Methods: This is a feasibility study of PAR. Because this is a protected population (formerly incarcerated women dealing with mental illness) the first step was to prove the intervention would not harm their own wellbeing. PAR trained formerly incarcerated women in mental health recovery to re-enter the prisons as peer advocates who would help prepare other incarcerated women suffering from mental illness to continue treatment upon their release. Eight women participants recruited as peer advocates underwent 8 sessions of a modified psychoeducation curriculum that helped them to (1) understand their illness, to (2) understand, and role play, what it would be like to be a peer advocate, and to (3) become familiar with how the PAR program would operate in recruiting incarcerated women and linking them to community services immediately upon their release.
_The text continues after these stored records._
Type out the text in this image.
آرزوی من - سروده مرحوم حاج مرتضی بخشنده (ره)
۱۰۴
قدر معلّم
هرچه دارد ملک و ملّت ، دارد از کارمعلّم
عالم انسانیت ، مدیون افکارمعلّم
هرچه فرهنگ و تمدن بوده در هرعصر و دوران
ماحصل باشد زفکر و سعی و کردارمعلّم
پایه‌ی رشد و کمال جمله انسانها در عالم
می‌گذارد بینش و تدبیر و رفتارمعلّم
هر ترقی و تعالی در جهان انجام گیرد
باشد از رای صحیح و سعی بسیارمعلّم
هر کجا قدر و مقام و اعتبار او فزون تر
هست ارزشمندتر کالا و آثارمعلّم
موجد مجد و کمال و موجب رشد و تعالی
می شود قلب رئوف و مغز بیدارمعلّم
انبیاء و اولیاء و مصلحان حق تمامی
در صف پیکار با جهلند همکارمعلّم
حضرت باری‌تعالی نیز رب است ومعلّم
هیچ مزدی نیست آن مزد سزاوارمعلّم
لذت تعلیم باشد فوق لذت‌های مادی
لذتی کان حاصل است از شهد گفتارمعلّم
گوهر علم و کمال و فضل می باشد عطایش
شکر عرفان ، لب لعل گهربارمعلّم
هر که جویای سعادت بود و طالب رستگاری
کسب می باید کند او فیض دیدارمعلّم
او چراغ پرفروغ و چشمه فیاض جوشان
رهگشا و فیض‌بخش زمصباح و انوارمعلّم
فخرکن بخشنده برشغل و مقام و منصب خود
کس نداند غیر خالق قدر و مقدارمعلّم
Results: The results were favorable, as assessed through in-depth interviews/reviews of their records/reports from our jail contacts. There were no re-hospitalizations, re-arrest, or a return to substance use. We compared this to a ten-person waitlist comparison group which did see some level of re-arrest (25%) and substance use (33%). In addition, we were able to collect data on successful service linkages the PAR team had for women leaving jail (88%).

Implications: The Peer Assisted Reintegration (PAR) intervention meets a crucial service gap that exists at the intersection of the mental health and criminal justice systems, namely providing women being released from jail a peer contact who can help guide them since their incarceration provided too short a time to create and maintain a formal MH treatment plan.